While Duhigg’s guide is less successful in the realm of political discourse, it does capture how sustained interventions in organizations can achieve long-term solutions. He points to Netflix as a case in point. After its communications chief officer said “the n-word” in a 2018 meeting, Netflix implemented protocols to address that incident and the systemic racism that the incident revealed. It hired a diversity manager to lead company-wide discussions and training sessions, Duhigg explains, “to foster dialogues, confront biases, and make Netflix a shining example of inclusivity.” By 2021, most employees had received diversity training, and Netflix was prepared for another transgression, if and when it arose. Employees were able to voice concerns directly to each other and company executives in structured, empathetic ways that made everyone feel heard. Duhigg concedes that “real change requires shifts in not only how Netflix hires, promotes, and supports employees, but society at large.” But the company has, he adds, “outpaced nearly every other big firm in Silicon Valley, as well as Hollywood, in hiring from underrepresented groups.” Organizations cannot foster growth and inclusivity in meaningful ways unless they are willing to confront their blind spots and engage in difficult conversations.

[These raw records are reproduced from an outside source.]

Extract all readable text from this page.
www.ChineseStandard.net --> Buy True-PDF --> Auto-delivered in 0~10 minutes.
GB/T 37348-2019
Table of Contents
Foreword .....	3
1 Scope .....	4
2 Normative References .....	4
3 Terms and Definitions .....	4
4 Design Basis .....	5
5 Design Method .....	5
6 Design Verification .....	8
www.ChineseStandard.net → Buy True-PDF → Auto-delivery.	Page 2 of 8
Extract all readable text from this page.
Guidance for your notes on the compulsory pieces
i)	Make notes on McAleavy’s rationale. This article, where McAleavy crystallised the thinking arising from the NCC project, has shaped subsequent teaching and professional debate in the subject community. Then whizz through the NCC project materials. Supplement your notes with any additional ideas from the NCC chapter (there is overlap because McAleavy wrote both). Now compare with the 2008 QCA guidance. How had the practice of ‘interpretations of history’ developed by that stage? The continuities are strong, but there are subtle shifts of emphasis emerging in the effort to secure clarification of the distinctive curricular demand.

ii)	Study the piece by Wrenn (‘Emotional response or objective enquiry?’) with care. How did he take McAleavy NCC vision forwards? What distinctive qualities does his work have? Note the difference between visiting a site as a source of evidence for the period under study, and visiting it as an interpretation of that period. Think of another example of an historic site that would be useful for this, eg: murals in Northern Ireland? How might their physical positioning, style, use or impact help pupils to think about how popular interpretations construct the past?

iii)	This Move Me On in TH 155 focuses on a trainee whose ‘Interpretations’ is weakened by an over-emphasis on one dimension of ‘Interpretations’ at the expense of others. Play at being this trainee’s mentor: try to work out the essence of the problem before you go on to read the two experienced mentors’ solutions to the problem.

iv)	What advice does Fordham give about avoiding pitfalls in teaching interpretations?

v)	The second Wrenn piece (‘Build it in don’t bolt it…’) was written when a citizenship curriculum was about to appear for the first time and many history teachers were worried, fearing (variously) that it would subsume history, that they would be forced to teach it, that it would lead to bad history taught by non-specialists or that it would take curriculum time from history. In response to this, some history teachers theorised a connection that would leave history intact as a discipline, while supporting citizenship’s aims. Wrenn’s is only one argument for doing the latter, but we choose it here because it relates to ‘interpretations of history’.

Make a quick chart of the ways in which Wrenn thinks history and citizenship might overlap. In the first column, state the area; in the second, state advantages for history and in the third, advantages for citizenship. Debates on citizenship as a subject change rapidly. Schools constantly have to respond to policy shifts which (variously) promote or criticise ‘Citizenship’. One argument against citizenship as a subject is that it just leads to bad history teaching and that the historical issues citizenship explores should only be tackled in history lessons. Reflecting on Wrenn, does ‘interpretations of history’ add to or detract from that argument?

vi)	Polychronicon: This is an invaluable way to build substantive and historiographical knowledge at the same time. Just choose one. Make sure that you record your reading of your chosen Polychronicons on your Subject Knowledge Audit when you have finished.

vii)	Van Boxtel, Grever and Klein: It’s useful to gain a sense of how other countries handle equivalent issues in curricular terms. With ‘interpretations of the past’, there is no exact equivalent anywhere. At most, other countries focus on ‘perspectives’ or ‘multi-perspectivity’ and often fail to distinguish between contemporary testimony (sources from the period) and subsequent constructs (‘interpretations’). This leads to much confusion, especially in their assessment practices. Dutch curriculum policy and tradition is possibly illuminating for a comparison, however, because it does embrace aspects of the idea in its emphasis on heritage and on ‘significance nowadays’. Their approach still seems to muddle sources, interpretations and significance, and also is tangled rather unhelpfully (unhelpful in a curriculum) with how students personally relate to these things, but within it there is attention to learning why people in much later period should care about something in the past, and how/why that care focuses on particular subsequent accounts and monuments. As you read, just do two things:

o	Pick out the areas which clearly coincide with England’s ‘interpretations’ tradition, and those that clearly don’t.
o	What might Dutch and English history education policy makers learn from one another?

In Supercommunicators, Duhigg proves that transformative communication is possible when interlocutors seek common ground and “acknowledg[e] social differences, rather than preten[d] they don’t exist.” While commonly known, the communication tools he offers can help navigate interpersonal interactions with greater understanding and benefit. We can’t always get what we want from a conversation, but we can be more intentional in the way we connect with others—and that, in itself, is a worthy pursuit.